14.

439 16 1
                                    

-Zapewne od dłuższego czasu ich wojska przybywały tu małymi grupkami, a tamten atak miał być tylko dla zmylenia nas. Chcieli byśmy wypatrywali armii.

-Sprytne.- Zauważył Ibrahim pasza. Na balkonie znajdowali się moi bracia, mąż, ojciec i Ibrahim. 

-Co robimy?- Zapytał Cihangir.

-Safije, co o tym myślisz?- Zwrócił się do mnie sułtan.

-Mamy warunki, by bronić się od pałacu i w okolicach. W środku znajdują się tylko mężczyźni. Nałożnice i sułtanki, a także służba niezdolna do walki została umieszczona w schronach. Jednak ciężko będzie się jedynie bronić. Puki nie reagują możemy sami przejść do ataku i wybrać lepsze miejsca. Lub... Spróbować się z nimi dogadać. Przecież wiemy, czego chcą.- Końcówkę dodałam ciszej, bo wiedziałam jak na to zareagują.

-Co!? Ty chyba sobie żartujesz!?- Wydarł się na mnie sułtan.

-Nie, ojcze. Nie żartuję. To może być jedyny  sposób, by zapobiec rozlewowi krwi.

-Czy ty siebie słyszysz?!- Wrzeszczał na mnie, trzymając mnie mocno za ramiona. Nie powiem, powodowało to ból.

-Jako dobry władca musisz wiedzieć, że nieraz trzeba coś poświęcić.- Powiedziałam.

-Markoczolu, może ty jej przemówisz do rozumu.- Razem z moim mężem wyszliśmy do komnaty. Cieszę się z tej chwili samotności. 

-Powinnaś udać się do schronu.- Powiedział, opierając swoje czoło o moje.

-Wiem, al nie chcę.- Powiedziałam, po czym połączyliśmy nasze usta w pocałunku. Tęsknym i pełnym desperacji.- Nie chcę, by inni za mnie ginęli.- Powiedziałam.- I nie przekonasz, ale możesz mi pomóc.

-Nigdy! Nie zgadzam się na to! Udasz się do schronu w podziemiach i najbliższe kilka godzin spędzisz w towarzystwie sułtanek.

-Nie.- Powiedziałam spokojnie.

-Jesteś dla mnie jedyną ważną osobą. Nie chcę cię stracić.- Powiedział cicho, gdy już miałam opuścić pomieszczenie.

-Ja również nie chcę stracić ciebie, ale zobacz.- Wskazałam na mój miecz. - Na zawsze wierna. Jestem wierna swojemu ludowi i moim obowiązkiem jest go chronić. Nie mogę patrzeć, jak inni giną. 

-Ugh. Jesteś zbyt uparta. Chodźmy już do nich.- Wskazał na drzwi i po krótkim przytulasie ruszyliśmy na balkon.

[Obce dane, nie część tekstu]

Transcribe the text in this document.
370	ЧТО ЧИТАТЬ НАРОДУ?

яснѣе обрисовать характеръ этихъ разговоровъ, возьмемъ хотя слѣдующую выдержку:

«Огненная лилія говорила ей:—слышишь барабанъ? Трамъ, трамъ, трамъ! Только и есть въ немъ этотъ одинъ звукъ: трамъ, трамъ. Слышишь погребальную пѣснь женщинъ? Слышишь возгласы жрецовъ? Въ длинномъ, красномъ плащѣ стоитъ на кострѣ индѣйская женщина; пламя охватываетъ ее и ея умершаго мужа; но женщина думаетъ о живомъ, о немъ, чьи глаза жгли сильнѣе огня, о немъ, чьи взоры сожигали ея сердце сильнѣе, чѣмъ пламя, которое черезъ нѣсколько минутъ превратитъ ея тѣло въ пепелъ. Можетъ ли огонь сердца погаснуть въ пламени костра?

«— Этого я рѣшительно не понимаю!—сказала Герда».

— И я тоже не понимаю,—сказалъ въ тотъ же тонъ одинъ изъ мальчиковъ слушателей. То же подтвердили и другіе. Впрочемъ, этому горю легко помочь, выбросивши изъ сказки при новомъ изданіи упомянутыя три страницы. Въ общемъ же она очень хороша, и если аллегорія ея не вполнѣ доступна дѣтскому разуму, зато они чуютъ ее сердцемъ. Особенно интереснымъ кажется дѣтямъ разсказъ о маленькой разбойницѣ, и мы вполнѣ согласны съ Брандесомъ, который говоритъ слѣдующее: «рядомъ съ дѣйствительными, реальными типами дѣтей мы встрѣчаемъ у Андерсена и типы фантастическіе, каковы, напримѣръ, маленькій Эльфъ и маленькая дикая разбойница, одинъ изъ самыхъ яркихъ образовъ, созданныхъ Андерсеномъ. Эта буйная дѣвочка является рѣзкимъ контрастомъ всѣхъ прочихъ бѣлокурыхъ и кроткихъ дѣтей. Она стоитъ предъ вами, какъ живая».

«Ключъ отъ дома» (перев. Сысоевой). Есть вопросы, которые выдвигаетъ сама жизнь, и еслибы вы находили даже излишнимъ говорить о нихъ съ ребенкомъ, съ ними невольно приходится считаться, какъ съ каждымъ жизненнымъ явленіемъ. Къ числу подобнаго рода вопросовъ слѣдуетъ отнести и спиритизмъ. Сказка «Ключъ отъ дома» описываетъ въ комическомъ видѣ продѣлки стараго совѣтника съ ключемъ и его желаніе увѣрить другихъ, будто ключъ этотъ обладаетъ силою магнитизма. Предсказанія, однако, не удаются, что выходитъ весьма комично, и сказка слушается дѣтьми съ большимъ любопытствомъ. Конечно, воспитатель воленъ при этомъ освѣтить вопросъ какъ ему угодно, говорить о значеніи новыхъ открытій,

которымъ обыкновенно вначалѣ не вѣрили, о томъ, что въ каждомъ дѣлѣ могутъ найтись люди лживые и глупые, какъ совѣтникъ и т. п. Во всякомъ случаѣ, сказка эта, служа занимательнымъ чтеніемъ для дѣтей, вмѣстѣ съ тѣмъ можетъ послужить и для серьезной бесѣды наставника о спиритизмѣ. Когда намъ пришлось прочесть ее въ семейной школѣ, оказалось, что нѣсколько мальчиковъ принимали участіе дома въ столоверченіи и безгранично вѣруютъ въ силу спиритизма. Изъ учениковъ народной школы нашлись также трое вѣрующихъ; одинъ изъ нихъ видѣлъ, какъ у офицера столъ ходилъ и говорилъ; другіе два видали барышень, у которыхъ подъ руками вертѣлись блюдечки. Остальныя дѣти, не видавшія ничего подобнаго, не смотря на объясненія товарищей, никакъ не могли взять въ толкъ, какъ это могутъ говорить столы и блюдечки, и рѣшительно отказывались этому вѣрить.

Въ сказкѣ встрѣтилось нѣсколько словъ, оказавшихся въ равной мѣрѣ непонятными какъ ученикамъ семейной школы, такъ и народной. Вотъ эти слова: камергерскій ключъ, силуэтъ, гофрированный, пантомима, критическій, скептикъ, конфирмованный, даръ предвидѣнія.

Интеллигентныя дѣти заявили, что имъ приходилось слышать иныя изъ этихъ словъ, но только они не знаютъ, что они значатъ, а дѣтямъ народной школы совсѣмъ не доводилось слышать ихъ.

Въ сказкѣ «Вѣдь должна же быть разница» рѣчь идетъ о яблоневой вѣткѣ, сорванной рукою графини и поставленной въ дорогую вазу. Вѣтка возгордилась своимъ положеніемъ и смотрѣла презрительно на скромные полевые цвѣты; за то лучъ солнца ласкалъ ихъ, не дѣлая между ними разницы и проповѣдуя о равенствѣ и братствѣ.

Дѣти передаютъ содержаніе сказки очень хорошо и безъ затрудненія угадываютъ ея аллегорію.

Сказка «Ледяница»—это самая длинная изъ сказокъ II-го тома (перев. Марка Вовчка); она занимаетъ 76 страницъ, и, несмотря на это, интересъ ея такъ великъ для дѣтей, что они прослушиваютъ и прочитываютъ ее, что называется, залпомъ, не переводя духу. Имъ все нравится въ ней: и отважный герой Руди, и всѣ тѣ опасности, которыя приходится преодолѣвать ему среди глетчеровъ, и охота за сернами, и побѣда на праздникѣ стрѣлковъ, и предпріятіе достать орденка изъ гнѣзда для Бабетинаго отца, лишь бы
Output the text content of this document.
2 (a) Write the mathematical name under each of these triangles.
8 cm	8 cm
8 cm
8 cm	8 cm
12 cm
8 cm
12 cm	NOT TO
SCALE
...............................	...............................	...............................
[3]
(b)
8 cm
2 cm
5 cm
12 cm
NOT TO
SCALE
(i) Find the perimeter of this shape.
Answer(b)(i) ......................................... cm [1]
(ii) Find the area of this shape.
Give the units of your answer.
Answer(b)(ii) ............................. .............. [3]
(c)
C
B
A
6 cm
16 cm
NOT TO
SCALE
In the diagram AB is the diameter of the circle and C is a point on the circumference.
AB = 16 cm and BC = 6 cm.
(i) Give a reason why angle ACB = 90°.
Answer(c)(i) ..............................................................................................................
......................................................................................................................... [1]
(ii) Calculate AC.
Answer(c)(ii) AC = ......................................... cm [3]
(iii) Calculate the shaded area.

-Co postanowiłaś?- Zapytał mój ojciec.

-Będę walczyć.- Złapałam mocniej miecz.- Jaką mamy strategię?- Zapytałam.

-Dostać się na otwarte pole. Później walka.- Powiedział skrótowo.

-Idealnie. Domyślam się, że każą im mnie jedynie uwięzić, więc nie zaatakują mnie. Pojadę na przodzie, poprowadzę armię i zwabię od razu Persów.

-Nie przekonam cię?- Zapytał mnie sułtan.

-Dobrze wiesz ojcze, że to moja wojna.- Powiedziałam i po krótkim ukłonie wybiegłam z seraju. Podbiegłam do dowódcy, stojącego z boku, za armią.

-Pani.- Ukłonił mi się. Wskoczyłam zwinnym ruchem na swojego białego konia, Afrę.

-Sułtan rozkazał, aby armia kierowała się za mną.-Powiedziałam.- Poprowadzę ich na równinę, jeszcze przed rozpoczęciem walk. - Wyjechałam razem z nim obok przed pałac. Gdy jechałam dalej dołączył do nas jeszcze mój brat, Mehmed. 

-Czekam na rozkazy, dowódco.- Zaśmiał się.

-Na razie prowadzimy armię na równinę. Później pomyślimy.- Mehmed zadął w róg i wszyscy ruszyli jednym szykiem w drogę, wskazywaną przez nas. Mój biały koń razy fryzyjskiej wyróżniał się wśród zwykłych koni stepowych, najczęściej w karych kolorach. Dumnie stąpał przed siebie. Pochyliłam się nad uchem mojego ukochanego zwierzęcia i wyszeptałam:- Dzisiaj wielki dzień. Walka. Nie zawiedź mnie, przyjaciółko.- Po czym ją pogłaskałam i znów dumnie się wyprostowałam.